There were mutterings of shock and fear amongst the soldiers, and the
Reiksmarshal raised his hand for silence.
“But there is still hope, even in this hour of darkness. Your victory this
day shall be a golden light in the grim night, an inspiration that speaks of the
proud fighting spirit of our nation. You have held this field—and if it were
lost, then the ruin of the Empire was assured. Unchecked, this horde would have
marched through Talabecland unmolested, and fallen on the flank of our armies
there. In the Emperor’s name, I thank you for your bravery and your resolve.”
The Reiksmarshal turned his mighty steed around, stalking back along in front
of the serried ranks of weary soldiers.
“Far to the north, the great city Praag has been taken by the enemy, just as
it was during the time of Magnus the Pious. But there is still hope.”
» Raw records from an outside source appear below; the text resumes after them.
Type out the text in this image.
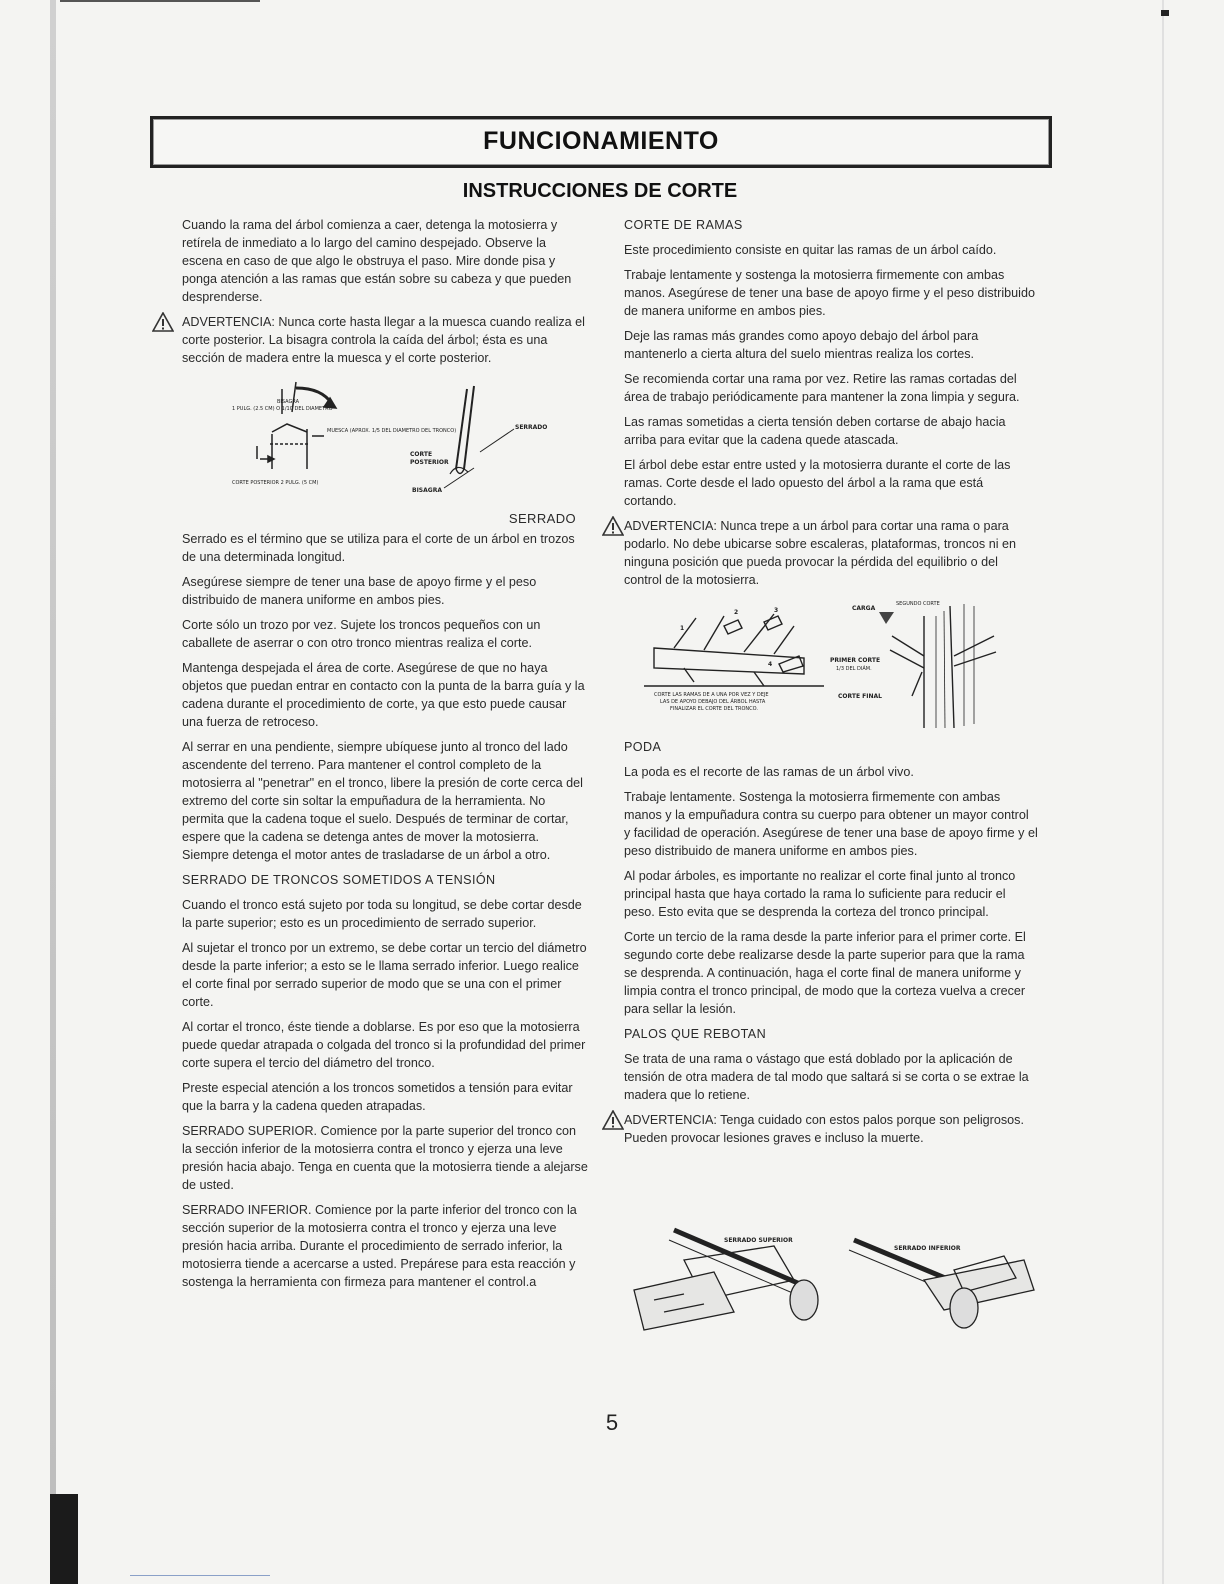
FUNCIONAMIENTO
INSTRUCCIONES DE CORTE

Cuando la rama del árbol comienza a caer, detenga la motosierra y retírela de inmediato a lo largo del camino despejado. Observe la escena en caso de que algo le obstruya el paso. Mire donde pisa y ponga atención a las ramas que están sobre su cabeza y que pueden desprenderse.

ADVERTENCIA: Nunca corte hasta llegar a la muesca cuando realiza el corte posterior. La bisagra controla la caída del árbol; ésta es una sección de madera entre la muesca y el corte posterior.

BISAGRA
1 PULG. (2.5 CM) O 1/10 DEL DIAMETRO
MUESCA (APROX. 1/5 DEL DIAMETRO DEL TRONCO)
CORTE POSTERIOR 2 PULG. (5 CM)
SERRADO
CORTE
POSTERIOR
BISAGRA
SERRADO

Serrado es el término que se utiliza para el corte de un árbol en trozos de una determinada longitud.

Asegúrese siempre de tener una base de apoyo firme y el peso distribuido de manera uniforme en ambos pies.

Corte sólo un trozo por vez. Sujete los troncos pequeños con un caballete de aserrar o con otro tronco mientras realiza el corte.

Mantenga despejada el área de corte. Asegúrese de que no haya objetos que puedan entrar en contacto con la punta de la barra guía y la cadena durante el procedimiento de corte, ya que esto puede causar una fuerza de retroceso.

Al serrar en una pendiente, siempre ubíquese junto al tronco del lado ascendente del terreno. Para mantener el control completo de la motosierra al "penetrar" en el tronco, libere la presión de corte cerca del extremo del corte sin soltar la empuñadura de la herramienta. No permita que la cadena toque el suelo. Después de terminar de cortar, espere que la cadena se detenga antes de mover la motosierra. Siempre detenga el motor antes de trasladarse de un árbol a otro.

SERRADO DE TRONCOS SOMETIDOS A TENSIÓN

Cuando el tronco está sujeto por toda su longitud, se debe cortar desde la parte superior; esto es un procedimiento de serrado superior.

Al sujetar el tronco por un extremo, se debe cortar un tercio del diámetro desde la parte inferior; a esto se le llama serrado inferior. Luego realice el corte final por serrado superior de modo que se una con el primer corte.

Al cortar el tronco, éste tiende a doblarse. Es por eso que la motosierra puede quedar atrapada o colgada del tronco si la profundidad del primer corte supera el tercio del diámetro del tronco.

Preste especial atención a los troncos sometidos a tensión para evitar que la barra y la cadena queden atrapadas.

SERRADO SUPERIOR. Comience por la parte superior del tronco con la sección inferior de la motosierra contra el tronco y ejerza una leve presión hacia abajo. Tenga en cuenta que la motosierra tiende a alejarse de usted.

SERRADO INFERIOR. Comience por la parte inferior del tronco con la sección superior de la motosierra contra el tronco y ejerza una leve presión hacia arriba. Durante el procedimiento de serrado inferior, la motosierra tiende a acercarse a usted. Prepárese para esta reacción y sostenga la herramienta con firmeza para mantener el control.a

CORTE DE RAMAS

Este procedimiento consiste en quitar las ramas de un árbol caído.

Trabaje lentamente y sostenga la motosierra firmemente con ambas manos. Asegúrese de tener una base de apoyo firme y el peso distribuido de manera uniforme en ambos pies.

Deje las ramas más grandes como apoyo debajo del árbol para mantenerlo a cierta altura del suelo mientras realiza los cortes.

Se recomienda cortar una rama por vez. Retire las ramas cortadas del área de trabajo periódicamente para mantener la zona limpia y segura.

Las ramas sometidas a cierta tensión deben cortarse de abajo hacia arriba para evitar que la cadena quede atascada.

El árbol debe estar entre usted y la motosierra durante el corte de las ramas. Corte desde el lado opuesto del árbol a la rama que está cortando.

ADVERTENCIA: Nunca trepe a un árbol para cortar una rama o para podarlo. No debe ubicarse sobre escaleras, plataformas, troncos ni en ninguna posición que pueda provocar la pérdida del equilibrio o del control de la motosierra.

1
2	3
4
CORTE LAS RAMAS DE A UNA POR VEZ Y DEJE
LAS DE APOYO DEBAJO DEL ÁRBOL HASTA
FINALIZAR EL CORTE DEL TRONCO.
CARGA
SEGUNDO CORTE
PRIMER CORTE
1/3 DEL DIÁM.
CORTE FINAL

PODA

La poda es el recorte de las ramas de un árbol vivo.

Trabaje lentamente. Sostenga la motosierra firmemente con ambas manos y la empuñadura contra su cuerpo para obtener un mayor control y facilidad de operación. Asegúrese de tener una base de apoyo firme y el peso distribuido de manera uniforme en ambos pies.

Al podar árboles, es importante no realizar el corte final junto al tronco principal hasta que haya cortado la rama lo suficiente para reducir el peso. Esto evita que se desprenda la corteza del tronco principal.

Corte un tercio de la rama desde la parte inferior para el primer corte. El segundo corte debe realizarse desde la parte superior para que la rama se desprenda. A continuación, haga el corte final de manera uniforme y limpia contra el tronco principal, de modo que la corteza vuelva a crecer para sellar la lesión.

PALOS QUE REBOTAN

Se trata de una rama o vástago que está doblado por la aplicación de tensión de otra madera de tal modo que saltará si se corta o se extrae la madera que lo retiene.

ADVERTENCIA: Tenga cuidado con estos palos porque son peligrosos. Pueden provocar lesiones graves e incluso la muerte.

SERRADO SUPERIOR
SERRADO INFERIOR
5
Not a sound came from the gathered army, for every soldier was intent on the
words of the Reiksmarshal.
“The Order of the Griffon marches to war. Even now in Kislev, in the frozen
north, our armies lay siege to Praag. They fight to reclaim it for the forces of
order.
“Still there is hope!” he bellowed. “With brave soldiers like you men of the
Ostermark, the Empire
will
hold firm. In the name of our founder and
patron god, I swear this to you, soldiers of the Ostermark: we none of us shall
rest until the forces of destruction are shattered utterly!”
The Reiksmarshal’s strong voice rose to a roaring fury, and he bellowed his
words across the gathered army, his face set in determination and hatred.
“Together we will push them back to the north and reclaim Praag, but we shall
not be content with that. No, we shall hound them like rabid wolves, and hunt
them down wherever they seek to hide! We shall drive them back to the hell from
whence they came and pursue them still. Far to the north we shall march, taking
the fight to them directly, and we shall not rest until the Inevitable City
itself lies in smoking ruin! For Sigmar!”